Mounts Bay
- Full name: Mounts Bay RFC
- Union: Rugby Football Union
- Nickname: Bay
- Founded: 1999; 27 years ago
- Disbanded: 2009; 17 years ago
- Location: Penzance, Cornwall, England
- Ground: Mennaye Field (Capacity: 4,000)
- League: National Division 2
- 2008–09: 13th

= Mounts Bay RFC =

English rugby union club, based in Penzance, Cornwall

Mounts Bay RFC was a Cornish rugby club formed in December 1999 and based in Penzance, England, which folded in July 2009. Initially formed as an offshoot from Penzance & Newlyn RFC, the club operated as an independent club. Mounts Bay were promoted at the end of the 2007–08 season and competed in National Division Two in the 2008–09 season. However, the club folded in the summer of 2009 due to financial problems and withdrew from the league structure.

==2006–07 season==
Mounts Bay had a successful year as they were promoted to the National Leagues as champions of Southwest 1 with three games to play. They also reached two cup finals; on 11 April 2007 they lost 43–7 to Redruth in the final the CRFU Cornwall Cup and on 15 April 2007, Bay made their only visit to Twickenham for the EDF Energy Intermediate Cup Final against former winners Dunstablians. They won the match 46–36.

==2007–08 season==
In their first season in the National Leagues, Mounts Bay finished first in National Division Three South and were again promoted, their eighth promotion in nine seasons, to play in National Division Two during the 2008–09 season. Fly-half Lee Jarvis was the league's top point scorer with 266 points. In addition to the league championship Mounts Bay also won the Cornwall Super Cup by defeating Launceston 45–17 on 24 March 2008.

==2008–09 season==
Mounts Bay's quick rise ended with their only relegation.

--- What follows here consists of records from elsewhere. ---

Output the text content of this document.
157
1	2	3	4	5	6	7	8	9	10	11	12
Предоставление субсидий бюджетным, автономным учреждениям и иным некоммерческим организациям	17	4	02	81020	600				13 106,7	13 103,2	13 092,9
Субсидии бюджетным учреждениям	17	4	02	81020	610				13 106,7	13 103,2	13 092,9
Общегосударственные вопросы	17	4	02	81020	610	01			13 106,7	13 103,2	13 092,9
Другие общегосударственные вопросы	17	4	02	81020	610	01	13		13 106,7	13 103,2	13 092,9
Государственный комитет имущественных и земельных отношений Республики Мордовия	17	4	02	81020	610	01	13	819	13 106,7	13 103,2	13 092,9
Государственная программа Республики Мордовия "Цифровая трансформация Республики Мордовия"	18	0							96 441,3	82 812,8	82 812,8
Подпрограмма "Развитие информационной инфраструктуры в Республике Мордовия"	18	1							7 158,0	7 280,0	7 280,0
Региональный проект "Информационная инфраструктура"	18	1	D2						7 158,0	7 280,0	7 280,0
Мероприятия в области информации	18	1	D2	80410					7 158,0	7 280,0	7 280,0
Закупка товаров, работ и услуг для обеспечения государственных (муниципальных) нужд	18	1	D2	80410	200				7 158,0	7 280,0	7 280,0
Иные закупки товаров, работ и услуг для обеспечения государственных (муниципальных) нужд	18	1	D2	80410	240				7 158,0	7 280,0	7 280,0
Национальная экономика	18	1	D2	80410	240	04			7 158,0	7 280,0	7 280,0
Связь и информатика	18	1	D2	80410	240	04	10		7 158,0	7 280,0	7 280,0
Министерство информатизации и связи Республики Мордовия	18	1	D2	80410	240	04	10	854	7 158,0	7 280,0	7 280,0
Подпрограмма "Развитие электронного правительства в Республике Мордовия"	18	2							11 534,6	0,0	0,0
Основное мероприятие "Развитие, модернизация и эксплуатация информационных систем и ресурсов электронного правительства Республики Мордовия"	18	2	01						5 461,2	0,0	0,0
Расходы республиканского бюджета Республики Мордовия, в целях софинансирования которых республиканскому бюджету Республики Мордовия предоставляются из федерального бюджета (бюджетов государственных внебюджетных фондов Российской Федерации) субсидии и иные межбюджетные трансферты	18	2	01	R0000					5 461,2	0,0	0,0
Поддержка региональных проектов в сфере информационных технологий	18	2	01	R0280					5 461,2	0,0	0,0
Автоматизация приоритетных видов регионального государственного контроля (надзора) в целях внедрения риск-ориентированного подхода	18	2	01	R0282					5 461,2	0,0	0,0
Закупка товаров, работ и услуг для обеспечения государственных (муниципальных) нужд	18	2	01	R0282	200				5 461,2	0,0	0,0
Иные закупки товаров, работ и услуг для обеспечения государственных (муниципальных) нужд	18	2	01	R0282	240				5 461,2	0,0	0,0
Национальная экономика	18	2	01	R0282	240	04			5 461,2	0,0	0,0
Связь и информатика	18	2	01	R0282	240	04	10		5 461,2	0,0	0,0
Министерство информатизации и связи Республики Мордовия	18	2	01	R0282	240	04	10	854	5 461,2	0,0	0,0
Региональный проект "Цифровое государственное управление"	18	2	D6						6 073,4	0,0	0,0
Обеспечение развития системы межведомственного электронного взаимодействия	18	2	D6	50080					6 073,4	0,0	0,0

It was soon followed by an AGM in July 2009 that confirmed they were to fold after the possibility of a groundshare with Redruth RFC broke down and they were left with large debts and little assets.

==Season summary==

| Season | League |  |  | National Cup(s) |  | County Cup(s) |  |
| Competition (Level) | Position | Points | Competition | Performance | Competition | Performance |
| 2000–01 | Cornwall 2 (10) | 1st (promoted) | 26 |  |  | Cornwall Clubs Cup | Runner-up |
| 2001–02 | Cornwall 1 (9) | 2nd (lost play-off) | 26 |
| 2002–03 | Cornwall 1 (9) | 2nd (promoted via play-off) | 26 | Cornwall Clubs Cup | Runner-up |
| 2003–04 | Cornwall/Devon (8) | 1st (promoted) | 40 | Powergen Junior Vase | Semi-finals |
| 2004–05 | Western Counties West (7) | 1st (promoted) | 40 |  |  | Cornwall Cup | Quarter-finals |
| 2005–06 | South West 2 West (6) | 1st (promoted) | 42 |
| 2006–07 | South West 1 (5) | 1st (promoted) | 35 | RFU Intermediate Cup | Winners | Cornwall Cup | Runner-up |
| 2007–08 | National 3 South (4) | 1st (promoted) | 107 | EDF Energy Trophy | 4th round | Cornwall Super Cup | Winners |
| 2008–09 | National 2 (3) | 13th (relegated) | 29 | EDF Energy Trophy | Quarter-finals |  |  |
Green background stands for either league champions (with promotion) or cup winners. Blue background stands for promotion without winning league or losing cup finalists. Pink background stands for relegation.

==Honours==
- Cornwall League 2 champions: 2000–01
- Cornwall 1 v Devon 1 promotion play-off winners: 2002–03
- Tribute Cornwall/Devon champions: 2003–04
- Powergen Junior Vase semi-finalists: 2003–04
- Western Counties West champions: 2004–05
- South West Division 2 West champions: 2005–06
- South West Division 1 champions: 2006–07
- EDF Energy Intermediate Cup winners: 2006–07
- National League Division 3 South champions: 2007–08
- Cornwall Super Cup winners: 2007–08

== Notable former players ==
- Lee Jarvis – Wales international.
- Josh Matavesi – Fiji international.